My oldest son is a junior business and finance major in college, and completed a project in a statistics class involving run variations in major league baseball. Part of his findings was that 89% of any team's runs can be predicted strictly by OPS, and that batting averagealone did not bear a significant relationship to runs. He also used OPS and three other factors to determine a team's runs to 94%.

There was one team that habitually scores a much larger number of runs each season than their OPS would suggest: the St. Louis Cardinals. A large part of this is because they tend to do better than the rest of baseball in one crucially important, but often overlooked statistic: BA with runners in scoring position.
This is not a random stat determined by luck. Rather the Cardinals have a pattern, my son found, of frequently getting a batter to first base when that base is open with other runners on second and/or third. There is a statistically better chance of a batter driving in a run with a runner in scoring position when first base is occupied.

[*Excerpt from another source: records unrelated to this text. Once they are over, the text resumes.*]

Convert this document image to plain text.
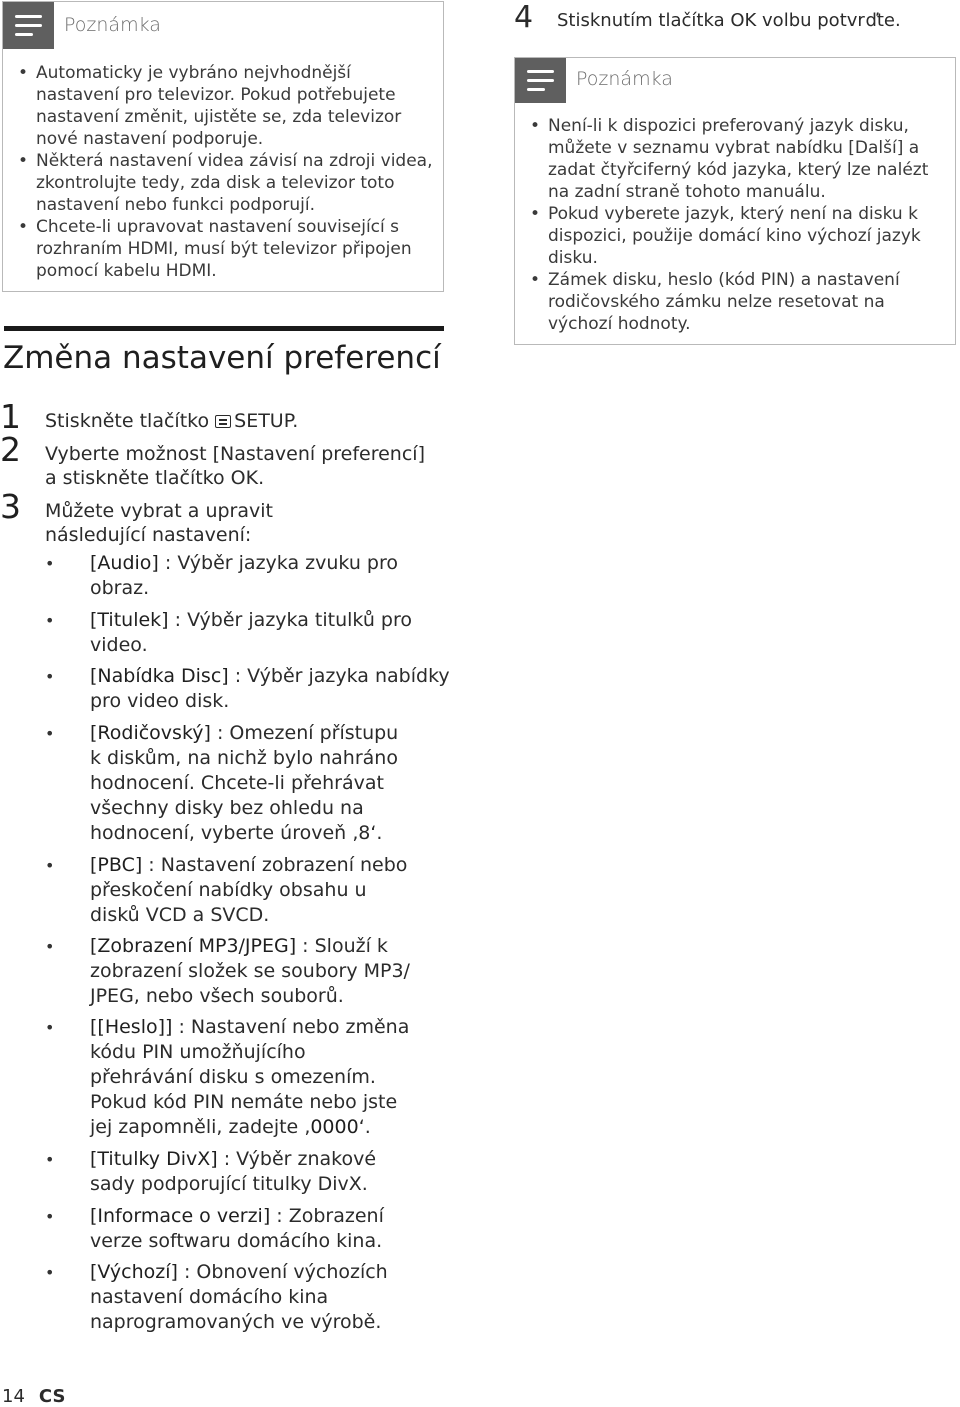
Poznámka
• Automaticky je vybráno nejvhodnější nastavení pro televizor. Pokud potřebujete nastavení změnit, ujistěte se, zda televizor nové nastavení podporuje.
• Některá nastavení videa závisí na zdroji videa, zkontrolujte tedy, zda disk a televizor toto nastavení nebo funkci podporují.
• Chcete-li upravovat nastavení související s rozhraním HDMI, musí být televizor připojen pomocí kabelu HDMI.
Změna nastavení preferencí
1 Stiskněte tlačítko SETUP.
2 Vyberte možnost [Nastavení preferencí] a stiskněte tlačítko OK.
3 Můžete vybrat a upravit následující nastavení:
• [Audio] : Výběr jazyka zvuku pro obraz.
• [Titulek] : Výběr jazyka titulků pro video.
• [Nabídka Disc] : Výběr jazyka nabídky pro video disk.
• [Rodičovský] : Omezení přístupu k diskům, na nichž bylo nahráno hodnocení. Chcete-li přehrávat všechny disky bez ohledu na hodnocení, vyberte úroveň ‚8‘.
• [PBC] : Nastavení zobrazení nebo přeskočení nabídky obsahu u disků VCD a SVCD.
• [Zobrazení MP3/JPEG] : Slouží k zobrazení složek se soubory MP3/ JPEG, nebo všech souborů.
• [[Heslo]] : Nastavení nebo změna kódu PIN umožňujícího přehrávání disku s omezením. Pokud kód PIN nemáte nebo jste jej zapomněli, zadejte ‚0000‘.
• [Titulky DivX] : Výběr znakové sady podporující titulky DivX.
• [Informace o verzi] : Zobrazení verze softwaru domácího kina.
• [Výchozí] : Obnovení výchozích nastavení domácího kina naprogramovaných ve výrobě.
4 Stisknutím tlačítka OK volbu potvrďte.
Poznámka
• Není-li k dispozici preferovaný jazyk disku, můžete v seznamu vybrat nabídku [Další] a zadat čtyřciferný kód jazyka, který lze nalézt na zadní straně tohoto manuálu.
• Pokud vyberete jazyk, který není na disku k dispozici, použije domácí kino výchozí jazyk disku.
• Zámek disku, heslo (kód PIN) a nastavení rodičovského zámku nelze resetovat na výchozí hodnoty.
14 CS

The paper also found that base stealing for most teams produces a negligible effect on overall runs as the average SB percentage around the league makes the stat a wash.

Anyway, my son was an intern last year for the Pittsburgh Penguin farm team and he discussed his project several times with people in the office. He got a call from a friend that a member of the Pirates front office (a friend of the guys with the Penguins) was in town and asked to talk to my son and look over his paper, which he did. A few days later they called and offered him money...not for the report, but for his agreement only not to publish it or share it with anybody for three years.